I wrote it down on the same page as the sermon topics and it’s a good thing I did because hours later, I was staring once again at the list, doubting my progress, when my gaze shifted toward the top of the page and the reminder saved me.
It’s one thing to say that I shouldn’t wait for magic. It’s another to say there is none. The former could provide a false sense of “but maybe later?”
In that moment (and moments to come) I needed to know that the topic order won’t cause someone to lose their salvation, that certainly there was a more meaningful way to kick off the year but that wasn’t magic and nothing, absolutely nothing, will fall apart if a focus on mental health comes before spiritual gifts, for example.

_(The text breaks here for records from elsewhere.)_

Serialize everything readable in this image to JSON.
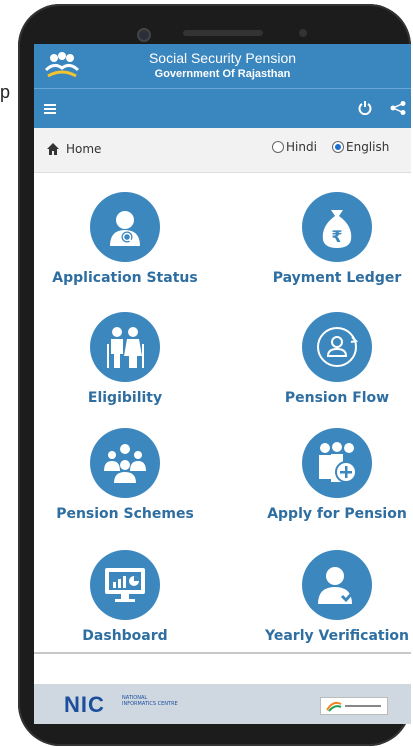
{
  "side_text": "p",
  "header": {
    "title": "Social Security Pension",
    "subtitle": "Government Of Rajasthan",
    "logo_icon": "people-hands-logo"
  },
  "toolbar": {
    "menu_icon": "hamburger-menu-icon",
    "power_icon": "power-icon",
    "share_icon": "share-icon"
  },
  "breadcrumb": {
    "home_label": "Home",
    "lang_options": [
      {
        "label": "Hindi",
        "selected": false
      },
      {
        "label": "English",
        "selected": true
      }
    ]
  },
  "tiles": [
    {
      "label": "Application Status",
      "icon": "user-search-icon"
    },
    {
      "label": "Payment Ledger",
      "icon": "rupee-bag-icon"
    },
    {
      "label": "Eligibility",
      "icon": "elderly-couple-icon"
    },
    {
      "label": "Pension Flow",
      "icon": "user-cycle-icon"
    },
    {
      "label": "Pension Schemes",
      "icon": "group-icon"
    },
    {
      "label": "Apply for Pension",
      "icon": "add-user-icon"
    },
    {
      "label": "Dashboard",
      "icon": "monitor-chart-icon"
    },
    {
      "label": "Yearly Verification",
      "icon": "user-check-icon"
    }
  ],
  "footer": {
    "nic_logo": "NIC",
    "nic_sub": "NATIONAL INFORMATICS CENTRE",
    "partner_logo": "digital-india-logo"
  },
  "colors": {
    "primary": "#3a86bf",
    "tile_label": "#2e6ea1",
    "footer_bg": "#cfd7e1"
  }
}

Furthermore, while being able to see today what January through June looks like is wonderful, I’m not solely the “teaching pastor”–I’m a generalist and there’s nothing wrong with not having all the dates clearly mapped. Yes, it’s extremely helpful. And surely God will still give wisdom the month or week of. Surely.
So, I’ll take what I have, share it with our Elders to sit with and comment on, tweak. We’ll move forward. We’ll be fine. No magic.